Les signataires de la tribune

Côté écologie, les mesures proposées par la Convention citoyenne pour le climat ont été vidées de leur substance : la dizaine de projets d'extension d'aéroport en France n'est pas remise en cause par la loi Climat et seules trois lignes aériennes intérieures sur une centaine seront interdites. Côté social, des plans de licenciement et de restructurations ont été appliqués dans de nombreuses entreprises du secteur alors même qu'elles recevaient des aides publiques. Chez Air France, par exemple, en dépit des 8 milliards injectés par l'Etat, plus de 8 000 emplois vont être supprimés.
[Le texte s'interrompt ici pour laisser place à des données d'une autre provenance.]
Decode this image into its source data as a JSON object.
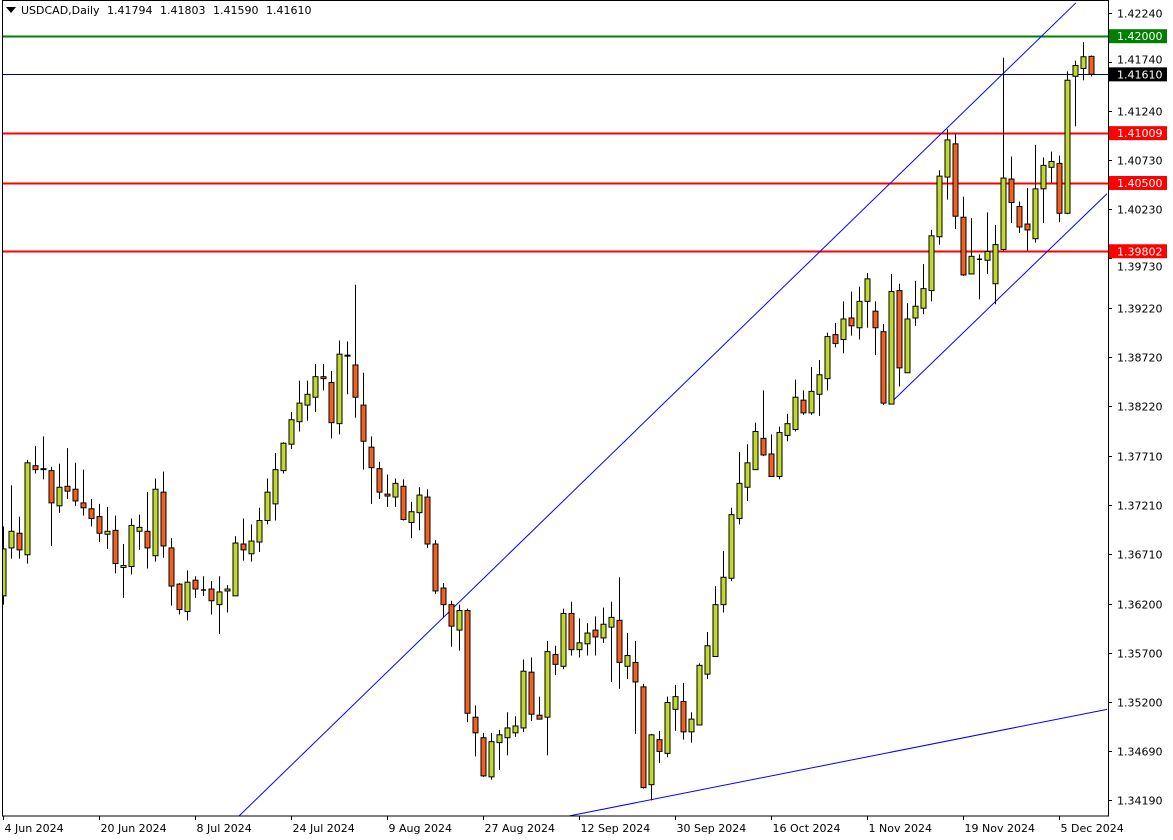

"Il ne manque que la volonté politique"

Il est urgent que l'Etat, les collectivités locales et les dirigeants d'entreprise du secteur prennent enfin les mesures nécessaires pour réduire progressivement le niveau de trafic aérien afin de tenir nos engagements climatiques : interdiction des extensions d'aéroport et des lignes intérieures substituables en train en moins de 4 heures, plafonnement du trafic pour chaque aéroport, développement de l'alternative ferroviaire, baisse du prix des billets de train, taxation du kérosène… Ces mesures doivent s'accompagner d'un plan de transition du secteur aérien (diversification des activités de la filière, sécurisation des emplois sans dégradation des droits des salariés, aides à la reconversion) élaboré avec les salariés eux-mêmes. Les solutions sont connues, la seule chose qui manque, c'est la volonté politique pour les mettre en œuvre.

Les signataires :

Alternatiba
ANV-COP21
Collectif Non au T4
Coordination CGT de l'aéronautique
Chercheurs de l'Atelier d'écologie politique de Toulouse (Atécopol)
Union Française contre les nuisances des Aéronefs (UFCNA)
Étudiants pour une aéronautique soutenable (EAS)
Collectif Pensons l'Aéronautique pour Demain (PAD)
Collectif de salariés du secteur aérien ICARE.